On the face of it, this does seem like very cavalier action on Weir’s part, some might say selfish and unthinking. I say “on the face of it,” because I don’t know any more details than the Golf Channel imparted.
But even just on the face of it, I question what Mike Weir is doing in the first place, showing up at PGA Tour events; and the crux of the matter is this: Mike, your game is not up to par, pardon the pun. When you know and I know and the gallery knows there’s almost zero chance of your contending – much less making the cut – you really have no business being out there, and… most importantly… taking a spot away from a guy who CAN play, and is trying to make a living out of it (just as you were, 20 years ago).

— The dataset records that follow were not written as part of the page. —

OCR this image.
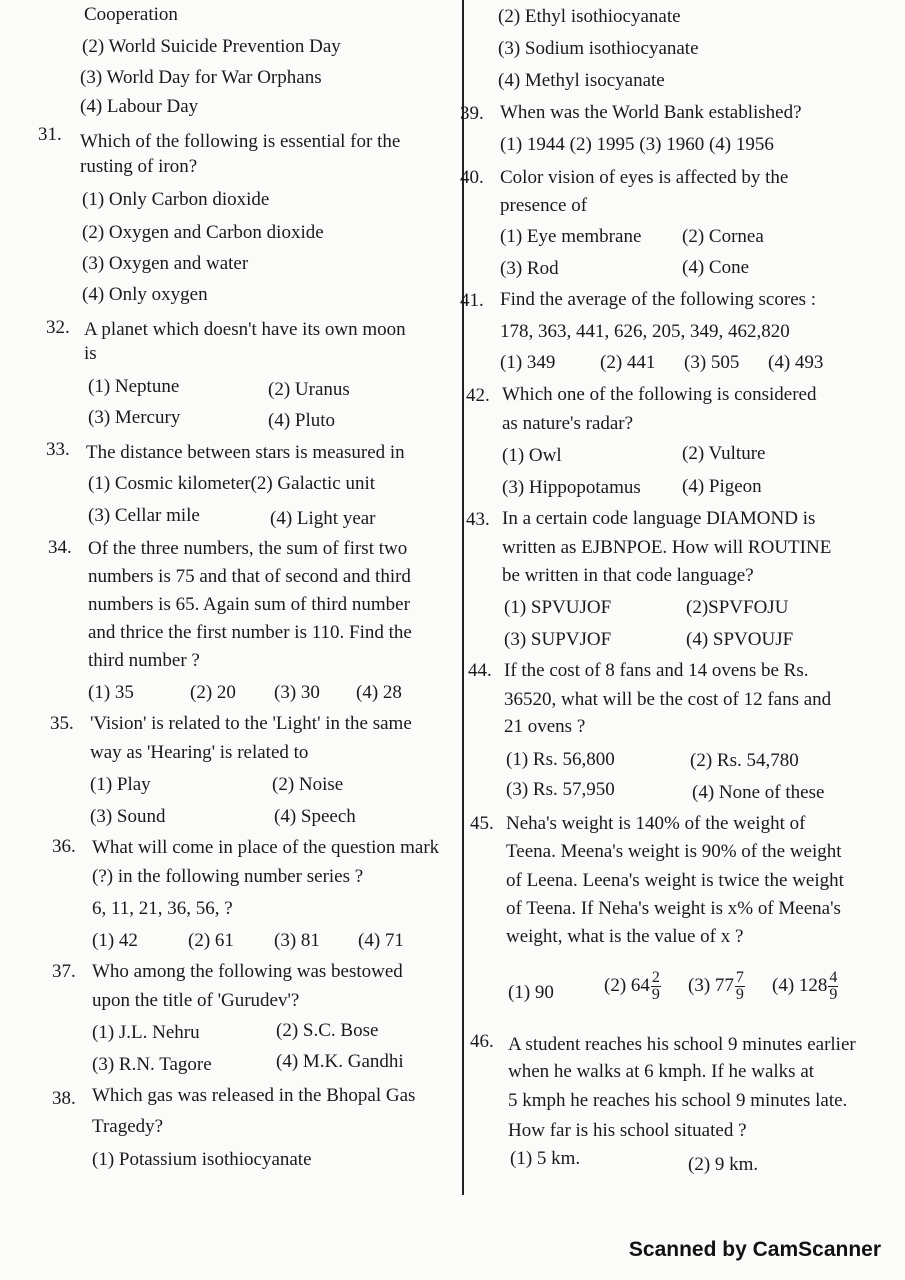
Cooperation
(2) World Suicide Prevention Day
(3) World Day for War Orphans
(4) Labour Day
31. Which of the following is essential for the
rusting of iron?
(1) Only Carbon dioxide
(2) Oxygen and Carbon dioxide
(3) Oxygen and water
(4) Only oxygen
32. A planet which doesn't have its own moon
is
(1) Neptune	(2) Uranus
(3) Mercury	(4) Pluto
33. The distance between stars is measured in
(1) Cosmic kilometer(2) Galactic unit
(3) Cellar mile	(4) Light year
34. Of the three numbers, the sum of first two
numbers is 75 and that of second and third
numbers is 65. Again sum of third number
and thrice the first number is 110. Find the
third number ?
(1) 35	(2) 20 (3) 30 (4) 28
35. 'Vision' is related to the 'Light' in the same
way as 'Hearing' is related to
(1) Play	(2) Noise
(3) Sound	(4) Speech
36. What will come in place of the question mark
(?) in the following number series ?
6, 11, 21, 36, 56, ?
(1) 42	(2) 61 (3) 81 (4) 71
37. Who among the following was bestowed
upon the title of 'Gurudev'?
(1) J.L. Nehru	(2) S.C. Bose
(3) R.N. Tagore	(4) M.K. Gandhi
38. Which gas was released in the Bhopal Gas
Tragedy?
(1) Potassium isothiocyanate
(2) Ethyl isothiocyanate
(3) Sodium isothiocyanate
(4) Methyl isocyanate
39. When was the World Bank established?
(1) 1944 (2) 1995 (3) 1960 (4) 1956
40. Color vision of eyes is affected by the
presence of
(1) Eye membrane (2) Cornea
(3) Rod	(4) Cone
41. Find the average of the following scores :
178, 363, 441, 626, 205, 349, 462,820
(1) 349 (2) 441 (3) 505 (4) 493
42. Which one of the following is considered
as nature's radar?
(1) Owl	(2) Vulture
(3) Hippopotamus (4) Pigeon
43. In a certain code language DIAMOND is
written as EJBNPOE. How will ROUTINE
be written in that code language?
(1) SPVUJOF	(2)SPVFOJU
(3) SUPVJOF	(4) SPVOUJF
44. If the cost of 8 fans and 14 ovens be Rs.
36520, what will be the cost of 12 fans and
21 ovens ?
(1) Rs. 56,800	(2) Rs. 54,780
(3) Rs. 57,950	(4) None of these
45. Neha's weight is 140% of the weight of
Teena. Meena's weight is 90% of the weight
of Leena. Leena's weight is twice the weight
of Teena. If Neha's weight is x% of Meena's
weight, what is the value of x ?
(1) 90	(2) $64 \frac{2}{9} (3)$ $77 \frac{7}{9} (4)$ $128 \frac{4}{9}$
46. A student reaches his school 9 minutes earlier
when he walks at 6 kmph. If he walks at
5 kmph he reaches his school 9 minutes late.
How far is his school situated ?
(1) 5 km.	(2) 9 km.
Scanned by CamScanner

I’m all for giving Mike Weir his due respect and our admiration. I think it’s great that he’s on the RBC Team. I think it’d be great if RBC signed Mike to a full-time contract as its official Ambassador of Golf and flew him to every tournament to play in the Pro-Am and shake hands with everyone in the gallery. And yes, let him play for his fans at the Canadian Open. Mike is a great guy, a great representative, and a great Canadian.
For well over five years, he’s been trying to come back, working on his game, telling everyone he’s feeling good and he’s ready. But then – nothing. It’s been admirable to keep trying and keep believing, but for his thousands of fans, it’s been increasingly more difficult to watch.
And in my view, it’s time to face facts. Mike can’t play Tour-quality golf anymore. And more importantly, he’s blocking others from furthering their chances, and their careers, by taking up tournament spots that are given to him.
If he wants to keep working at it, fine. But let him get into tournaments the way Dawie van der Walt and dozens of others do… by earning his way in.
Note to Readers: Since I first wrote this column, a friend sent me updates on Weir and van der Walt that clarified their positions.
Weir tweeted that he felt badly about withdrawing, but did so because of a severe flu. Weir also tweeted to Van der Walt, who had deleted his tweet and apologized for it, that everybody makes mistakes (referring to Van der Walt’s original tweet). Weir wished him well.
I’m sorry about Mike’s flu, and relieved to know there was a legitimate reason for his withdrawal. However, my understanding is that Weir did not inform tournament officials of any reason for withdrawing. And none of this overcomes the fact that Mike is taking up playing spots that others, arguably, are more entitled to on the basis of his and their quality of play, and on their need to compete to further their careers.